Хлеб. Хлеб наш насущный. Теплая круглая буханка, которую прижимаешь к груди. Верхняя корка в трещинках и складках — слипушках. Нижняя, прижженная на поду, с мелкими угольками. Ржаной родной запах хлеба.

Первое время после революции у нас не хватало хлеба. Москва жила на скудной пайке: ежедневно в домовом комитете выдавали каждому жильцу восьмушку ржаного хлеба, из которого торчали колючие остья и соломины. Пекли лепешки из картофельной кожуры и гущи ячменного кофе, оладьи из мороженой картошки на рыбьем жире или касторовом масле.

Хлеб, хлебушко, хлеб-батюшко.

Помню хлеб детства, хлеб дореволюционных, хлеб предвоенных лет. Мирный хлеб.

Ситный — высокий пшеничный каравай, мягкий, с тонкой хрустящей корочкой; пеклеванный — из сеяной ржаной муки, светлый, но с запахом ржаного, блестящая светло-коричневая корка присыпана тмином: бублики, круто замешенные, тугие, чуть солоноватые. И просто ржаной, пористый, пахнущий хлебом хлеб!

Военные годы и два года после войны хлеб выдается по карточкам. В годы войны он тяжелеет, клекнет от примесей, быстро черствеет, превращается в камень. Таков был голодный хлеб Ленинграда.

Не было хлеба в селах, где выращивали рожь и пшеницу. Колхозы отдавали государству все — хлеб нужен фронту. Деревня ела картошку.

Теплая душистая буханка, я прижимаю ее к груди, она согревает, от нее идет сытый запах — благополучия, согласного труда, мира.

Родной наш хлеб, будь везде, будь всегда, корми всех досыта.

С осени, после выселения немцев Поволжья, опустел саратовский рынок. Изредка появлялись овощи, да торговали из-под полы хлебом и водкой.

Наступила зима. Женщины с раннего утра жались у ворот рынка, ждали, не приедут ли деревенские розвальни — хоть с чем-нибудь. И как только увидят сани, бросались, чтобы уцепиться за оглобли, за грядку, быть первыми, а за них цеплялись остальные и так бежали за старичком, привезшим по крайней нужде в деньгах мешок картошки или примороженную капусту, прикрытую армяком. Шумели, кричали, спорили, кто первый. Маша первой не была никогда, даже если случалось ухватиться раньше других за сани, ей доставались обычно последки.

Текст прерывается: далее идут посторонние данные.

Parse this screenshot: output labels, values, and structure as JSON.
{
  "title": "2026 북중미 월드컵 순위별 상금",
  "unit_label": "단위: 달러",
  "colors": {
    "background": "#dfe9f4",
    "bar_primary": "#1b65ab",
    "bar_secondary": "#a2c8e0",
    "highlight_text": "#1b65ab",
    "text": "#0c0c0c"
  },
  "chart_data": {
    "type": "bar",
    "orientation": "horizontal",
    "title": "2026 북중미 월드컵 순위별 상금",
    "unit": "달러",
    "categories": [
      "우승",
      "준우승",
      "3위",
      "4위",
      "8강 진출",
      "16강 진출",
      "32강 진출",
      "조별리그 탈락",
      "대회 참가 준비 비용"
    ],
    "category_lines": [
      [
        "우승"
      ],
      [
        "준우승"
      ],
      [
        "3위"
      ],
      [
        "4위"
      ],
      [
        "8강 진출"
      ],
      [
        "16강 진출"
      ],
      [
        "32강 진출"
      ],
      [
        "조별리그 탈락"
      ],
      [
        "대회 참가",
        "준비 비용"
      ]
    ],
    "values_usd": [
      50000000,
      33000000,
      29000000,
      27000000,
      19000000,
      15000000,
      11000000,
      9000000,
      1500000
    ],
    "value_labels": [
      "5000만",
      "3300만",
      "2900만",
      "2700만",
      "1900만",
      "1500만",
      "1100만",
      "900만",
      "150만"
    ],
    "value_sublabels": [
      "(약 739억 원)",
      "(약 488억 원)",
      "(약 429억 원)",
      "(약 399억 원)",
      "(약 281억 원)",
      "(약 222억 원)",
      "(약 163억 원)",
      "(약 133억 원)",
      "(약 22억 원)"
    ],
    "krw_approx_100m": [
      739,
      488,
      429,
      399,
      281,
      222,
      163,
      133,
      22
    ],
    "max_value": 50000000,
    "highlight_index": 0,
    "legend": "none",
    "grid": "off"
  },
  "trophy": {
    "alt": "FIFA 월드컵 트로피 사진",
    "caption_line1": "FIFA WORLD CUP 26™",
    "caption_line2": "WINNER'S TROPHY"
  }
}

Есть было нечего, в доме не было ничего, кроме кусочка шкурки от свиной грудинки, горстки ячневой крупы и засохшей половинки луковицы. Вот из этого и варила Маша однажды суп на керосинке, зная, что в ней плещется остаток керосина.

От кастрюльки шел вкусный запах, мало что последняя шкурка от грудинки, последняя горстка крупы, пахло настоящим супом. От этого мирного духа вспоминался дом, коммунальная кухня, кастрюли, кипящие на керосинках, вкусные запахи и разговоры о том, как лучше приготовить мясо. А теперь о мясе и мечтать не приходилось. Маша помешивала суп и слушала, как в комнате разговаривали дети.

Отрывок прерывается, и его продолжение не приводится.